# The exile: Discipline or Punishment?



## JTB.SDG (Mar 4, 2020)

Any thoughts? It seems different Scriptures come at it from different angles. Isaiah 1:5-7 sets the covenant curses as the discipline of a father. Many other Scriptures set it forth as the wrath of God sent as judicial punishment. 

Can they exist together? 

Is it both in different senses? This is my current thinking: As discipline in that Israel was God's son. But as punishment in that this son had become apostate.


----------



## Smeagol (Mar 4, 2020)

Both. Punishment for the reprobate and fatherly discipline for the elect.

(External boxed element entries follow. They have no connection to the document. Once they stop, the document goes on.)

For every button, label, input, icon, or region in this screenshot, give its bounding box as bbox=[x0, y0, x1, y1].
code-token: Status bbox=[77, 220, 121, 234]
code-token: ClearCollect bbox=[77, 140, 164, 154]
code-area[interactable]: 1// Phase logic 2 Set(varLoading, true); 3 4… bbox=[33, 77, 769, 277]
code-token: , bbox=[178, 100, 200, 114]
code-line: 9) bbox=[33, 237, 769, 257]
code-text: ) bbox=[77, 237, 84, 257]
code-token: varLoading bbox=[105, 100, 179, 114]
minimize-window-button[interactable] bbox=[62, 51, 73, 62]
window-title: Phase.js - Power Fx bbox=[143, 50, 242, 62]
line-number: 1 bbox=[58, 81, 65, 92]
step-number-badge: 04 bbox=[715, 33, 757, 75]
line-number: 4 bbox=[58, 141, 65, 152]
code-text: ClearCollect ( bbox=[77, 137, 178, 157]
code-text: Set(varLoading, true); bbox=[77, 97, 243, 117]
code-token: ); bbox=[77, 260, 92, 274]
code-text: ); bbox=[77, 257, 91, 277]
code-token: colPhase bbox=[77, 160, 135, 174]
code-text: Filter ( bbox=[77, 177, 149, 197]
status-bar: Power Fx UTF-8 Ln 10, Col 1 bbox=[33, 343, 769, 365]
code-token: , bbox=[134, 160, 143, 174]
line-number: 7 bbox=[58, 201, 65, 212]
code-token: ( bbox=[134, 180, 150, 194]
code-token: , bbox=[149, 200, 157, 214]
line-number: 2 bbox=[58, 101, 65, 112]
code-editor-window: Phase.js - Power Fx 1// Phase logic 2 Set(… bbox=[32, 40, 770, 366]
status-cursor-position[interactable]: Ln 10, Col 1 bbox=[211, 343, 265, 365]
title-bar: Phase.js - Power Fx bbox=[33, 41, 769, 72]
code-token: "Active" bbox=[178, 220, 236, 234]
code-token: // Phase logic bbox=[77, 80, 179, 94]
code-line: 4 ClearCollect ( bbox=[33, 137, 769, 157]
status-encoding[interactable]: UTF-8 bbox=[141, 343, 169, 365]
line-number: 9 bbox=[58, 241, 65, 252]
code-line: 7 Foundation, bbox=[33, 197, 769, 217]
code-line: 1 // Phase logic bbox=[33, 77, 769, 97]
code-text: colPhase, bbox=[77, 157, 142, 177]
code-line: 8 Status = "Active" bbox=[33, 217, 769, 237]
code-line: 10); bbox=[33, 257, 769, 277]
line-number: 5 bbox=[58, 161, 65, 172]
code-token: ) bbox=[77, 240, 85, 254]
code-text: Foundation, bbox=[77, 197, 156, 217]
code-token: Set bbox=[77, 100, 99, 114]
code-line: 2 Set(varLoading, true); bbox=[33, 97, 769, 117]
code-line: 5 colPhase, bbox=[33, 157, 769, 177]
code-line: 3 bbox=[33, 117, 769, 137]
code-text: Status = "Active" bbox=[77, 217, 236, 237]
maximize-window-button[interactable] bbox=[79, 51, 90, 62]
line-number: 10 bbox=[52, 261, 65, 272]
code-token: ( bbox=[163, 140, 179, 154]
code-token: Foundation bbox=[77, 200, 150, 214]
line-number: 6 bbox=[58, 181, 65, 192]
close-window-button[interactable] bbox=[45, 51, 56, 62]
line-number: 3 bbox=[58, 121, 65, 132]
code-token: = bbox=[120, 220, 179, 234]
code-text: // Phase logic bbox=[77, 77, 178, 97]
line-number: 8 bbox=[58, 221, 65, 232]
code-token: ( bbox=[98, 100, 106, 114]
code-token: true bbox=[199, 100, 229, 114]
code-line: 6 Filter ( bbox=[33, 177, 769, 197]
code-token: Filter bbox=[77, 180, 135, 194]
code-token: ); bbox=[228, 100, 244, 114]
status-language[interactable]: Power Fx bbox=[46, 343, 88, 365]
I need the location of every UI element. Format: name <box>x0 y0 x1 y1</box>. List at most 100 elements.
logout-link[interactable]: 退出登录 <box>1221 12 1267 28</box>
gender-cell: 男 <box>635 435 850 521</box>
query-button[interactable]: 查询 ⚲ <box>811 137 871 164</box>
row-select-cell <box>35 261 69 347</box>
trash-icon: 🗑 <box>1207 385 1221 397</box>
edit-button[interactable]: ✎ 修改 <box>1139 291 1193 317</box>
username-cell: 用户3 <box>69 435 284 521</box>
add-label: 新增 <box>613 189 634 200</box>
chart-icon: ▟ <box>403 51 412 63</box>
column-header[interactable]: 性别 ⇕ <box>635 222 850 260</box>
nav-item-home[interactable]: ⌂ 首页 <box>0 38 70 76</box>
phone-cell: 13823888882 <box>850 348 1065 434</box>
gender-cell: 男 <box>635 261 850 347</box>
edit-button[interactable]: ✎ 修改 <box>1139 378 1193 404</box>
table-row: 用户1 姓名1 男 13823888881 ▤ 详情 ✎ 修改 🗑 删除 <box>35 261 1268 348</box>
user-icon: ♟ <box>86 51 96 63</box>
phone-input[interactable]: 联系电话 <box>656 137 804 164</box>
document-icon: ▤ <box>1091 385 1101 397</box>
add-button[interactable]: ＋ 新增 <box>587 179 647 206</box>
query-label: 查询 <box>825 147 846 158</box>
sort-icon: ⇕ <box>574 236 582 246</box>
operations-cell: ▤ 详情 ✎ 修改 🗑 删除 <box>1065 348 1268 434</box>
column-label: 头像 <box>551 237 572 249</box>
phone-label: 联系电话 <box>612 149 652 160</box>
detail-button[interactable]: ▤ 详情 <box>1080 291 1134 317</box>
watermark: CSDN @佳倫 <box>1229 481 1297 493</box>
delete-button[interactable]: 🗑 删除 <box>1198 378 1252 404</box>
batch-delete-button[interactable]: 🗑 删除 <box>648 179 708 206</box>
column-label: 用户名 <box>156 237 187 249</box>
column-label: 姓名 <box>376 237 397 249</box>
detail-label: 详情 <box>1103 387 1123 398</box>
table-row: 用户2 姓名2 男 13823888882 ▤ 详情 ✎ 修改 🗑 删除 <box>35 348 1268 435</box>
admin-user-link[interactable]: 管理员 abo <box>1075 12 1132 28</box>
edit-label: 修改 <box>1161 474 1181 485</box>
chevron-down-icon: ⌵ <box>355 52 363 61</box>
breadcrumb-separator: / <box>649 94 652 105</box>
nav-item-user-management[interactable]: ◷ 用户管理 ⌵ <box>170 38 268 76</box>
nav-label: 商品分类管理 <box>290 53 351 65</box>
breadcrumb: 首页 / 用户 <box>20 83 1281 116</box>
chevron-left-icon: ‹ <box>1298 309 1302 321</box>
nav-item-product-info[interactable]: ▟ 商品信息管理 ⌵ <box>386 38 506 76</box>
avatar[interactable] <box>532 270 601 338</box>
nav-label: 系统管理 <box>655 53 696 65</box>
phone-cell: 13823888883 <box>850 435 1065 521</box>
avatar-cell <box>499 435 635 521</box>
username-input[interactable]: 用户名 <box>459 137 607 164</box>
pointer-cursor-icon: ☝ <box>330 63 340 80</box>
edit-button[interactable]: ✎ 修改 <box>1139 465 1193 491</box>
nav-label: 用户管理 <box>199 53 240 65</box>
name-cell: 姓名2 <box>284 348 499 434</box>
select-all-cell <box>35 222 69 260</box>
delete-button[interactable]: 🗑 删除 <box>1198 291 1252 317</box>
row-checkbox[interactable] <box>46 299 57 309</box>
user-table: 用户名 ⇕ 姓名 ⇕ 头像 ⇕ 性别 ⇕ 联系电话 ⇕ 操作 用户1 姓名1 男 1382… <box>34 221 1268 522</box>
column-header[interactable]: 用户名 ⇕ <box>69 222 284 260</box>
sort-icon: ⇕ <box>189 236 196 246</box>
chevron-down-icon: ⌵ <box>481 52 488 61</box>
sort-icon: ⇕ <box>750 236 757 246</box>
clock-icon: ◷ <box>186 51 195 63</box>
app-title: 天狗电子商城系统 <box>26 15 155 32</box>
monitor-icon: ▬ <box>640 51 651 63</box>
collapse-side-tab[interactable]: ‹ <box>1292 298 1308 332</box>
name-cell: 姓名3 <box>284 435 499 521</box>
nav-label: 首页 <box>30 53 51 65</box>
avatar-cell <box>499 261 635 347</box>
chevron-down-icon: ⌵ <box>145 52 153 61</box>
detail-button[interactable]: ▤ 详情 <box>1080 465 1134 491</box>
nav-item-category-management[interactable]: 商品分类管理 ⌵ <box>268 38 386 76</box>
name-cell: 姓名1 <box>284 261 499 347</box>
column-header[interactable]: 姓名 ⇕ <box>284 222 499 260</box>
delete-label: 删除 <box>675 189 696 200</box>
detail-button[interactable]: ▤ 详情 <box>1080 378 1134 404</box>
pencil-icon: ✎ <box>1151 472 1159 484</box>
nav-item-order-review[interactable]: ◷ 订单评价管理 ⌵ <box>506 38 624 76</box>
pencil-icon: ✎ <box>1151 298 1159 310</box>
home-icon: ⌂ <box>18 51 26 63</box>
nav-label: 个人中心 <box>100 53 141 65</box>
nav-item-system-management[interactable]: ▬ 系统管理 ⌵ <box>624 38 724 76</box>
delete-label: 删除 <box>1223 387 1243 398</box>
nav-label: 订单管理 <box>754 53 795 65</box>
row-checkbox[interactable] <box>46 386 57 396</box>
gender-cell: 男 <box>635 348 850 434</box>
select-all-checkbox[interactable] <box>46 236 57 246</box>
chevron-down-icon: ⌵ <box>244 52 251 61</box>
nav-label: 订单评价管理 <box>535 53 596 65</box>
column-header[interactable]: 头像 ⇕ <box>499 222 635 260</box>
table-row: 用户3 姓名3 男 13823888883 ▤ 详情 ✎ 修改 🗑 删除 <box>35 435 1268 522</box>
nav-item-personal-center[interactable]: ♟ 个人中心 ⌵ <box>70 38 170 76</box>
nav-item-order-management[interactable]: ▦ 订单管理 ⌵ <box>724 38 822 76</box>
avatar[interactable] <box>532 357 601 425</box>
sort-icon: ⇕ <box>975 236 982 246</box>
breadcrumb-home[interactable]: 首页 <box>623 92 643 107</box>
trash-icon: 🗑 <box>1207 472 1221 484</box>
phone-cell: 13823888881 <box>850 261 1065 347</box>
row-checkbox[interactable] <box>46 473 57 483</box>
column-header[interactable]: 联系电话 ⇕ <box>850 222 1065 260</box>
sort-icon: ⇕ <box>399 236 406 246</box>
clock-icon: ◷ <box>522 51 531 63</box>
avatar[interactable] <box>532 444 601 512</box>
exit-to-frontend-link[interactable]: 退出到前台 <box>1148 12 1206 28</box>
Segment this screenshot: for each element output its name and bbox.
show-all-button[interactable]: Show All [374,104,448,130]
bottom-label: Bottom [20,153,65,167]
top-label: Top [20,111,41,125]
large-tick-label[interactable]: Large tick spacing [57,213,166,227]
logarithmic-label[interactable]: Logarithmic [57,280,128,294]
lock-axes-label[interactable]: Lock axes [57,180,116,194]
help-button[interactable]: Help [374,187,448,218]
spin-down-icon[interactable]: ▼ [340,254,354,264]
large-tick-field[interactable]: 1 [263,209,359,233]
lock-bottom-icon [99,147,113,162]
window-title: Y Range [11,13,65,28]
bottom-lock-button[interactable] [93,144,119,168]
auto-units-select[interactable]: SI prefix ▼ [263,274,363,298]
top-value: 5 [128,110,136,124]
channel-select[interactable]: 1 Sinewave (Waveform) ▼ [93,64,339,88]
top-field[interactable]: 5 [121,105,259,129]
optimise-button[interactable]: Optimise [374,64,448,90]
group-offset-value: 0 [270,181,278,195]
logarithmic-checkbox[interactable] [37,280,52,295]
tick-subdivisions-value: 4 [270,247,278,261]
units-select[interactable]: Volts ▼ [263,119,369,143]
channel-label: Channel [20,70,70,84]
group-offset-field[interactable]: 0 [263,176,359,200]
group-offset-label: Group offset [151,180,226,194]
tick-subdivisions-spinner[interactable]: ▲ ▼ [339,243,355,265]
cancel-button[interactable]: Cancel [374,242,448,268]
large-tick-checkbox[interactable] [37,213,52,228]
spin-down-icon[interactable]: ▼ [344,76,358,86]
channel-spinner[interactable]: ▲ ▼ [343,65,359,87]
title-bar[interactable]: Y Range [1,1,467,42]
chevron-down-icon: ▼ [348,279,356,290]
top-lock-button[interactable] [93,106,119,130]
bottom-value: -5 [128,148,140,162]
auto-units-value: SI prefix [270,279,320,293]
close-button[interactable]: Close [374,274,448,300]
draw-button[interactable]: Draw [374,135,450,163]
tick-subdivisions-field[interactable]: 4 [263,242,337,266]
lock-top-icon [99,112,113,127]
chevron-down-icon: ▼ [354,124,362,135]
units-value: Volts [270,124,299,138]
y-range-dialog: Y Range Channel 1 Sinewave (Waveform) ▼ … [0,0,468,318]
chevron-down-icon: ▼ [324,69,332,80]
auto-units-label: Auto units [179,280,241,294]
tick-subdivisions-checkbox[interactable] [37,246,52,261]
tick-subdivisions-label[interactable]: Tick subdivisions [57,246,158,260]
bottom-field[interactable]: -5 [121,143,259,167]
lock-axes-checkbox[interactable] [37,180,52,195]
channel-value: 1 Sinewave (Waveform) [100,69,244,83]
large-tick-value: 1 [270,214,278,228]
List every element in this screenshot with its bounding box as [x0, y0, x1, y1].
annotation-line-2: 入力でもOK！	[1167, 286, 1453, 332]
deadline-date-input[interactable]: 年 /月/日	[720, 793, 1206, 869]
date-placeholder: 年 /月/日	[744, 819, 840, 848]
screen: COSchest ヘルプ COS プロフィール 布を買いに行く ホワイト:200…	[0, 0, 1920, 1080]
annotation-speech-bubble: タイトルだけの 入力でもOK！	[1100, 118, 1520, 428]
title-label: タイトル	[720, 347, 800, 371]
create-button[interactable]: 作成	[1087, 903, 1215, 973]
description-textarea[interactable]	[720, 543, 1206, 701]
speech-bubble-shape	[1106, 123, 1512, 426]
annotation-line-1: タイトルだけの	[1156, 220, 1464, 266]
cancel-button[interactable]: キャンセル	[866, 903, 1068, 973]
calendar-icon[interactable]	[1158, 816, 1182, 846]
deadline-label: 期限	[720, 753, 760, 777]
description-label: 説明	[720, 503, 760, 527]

This also reconciles any tension from the different angles you rightly observe.

Reactions: Like 4


----------



## Puritan Sailor (Mar 4, 2020)

Both are happening. Keep reading further down the chapter. 

Isaiah 1:24-28 "Therefore the Lord declares, the LORD of hosts, the Mighty One of Israel: "Ah, I will get relief from my enemies and avenge myself on my foes. I will turn my hand against you and will smelt away your dross as with lye and remove all your alloy. And I will restore your judges as at the first, and your counselors as at the beginning. Afterward you shall be called the city of righteousness, the faithful city." Zion shall be redeemed by justice, and those in her who repent, by righteousness. But rebels and sinners shall be broken together, and those who forsake the LORD shall be consumed."


----------



## KMK (Mar 4, 2020)

JTB.SDG said:


> Can they exist together?



They can as long as the wheat and tares exist together.

Reactions: Like 1


----------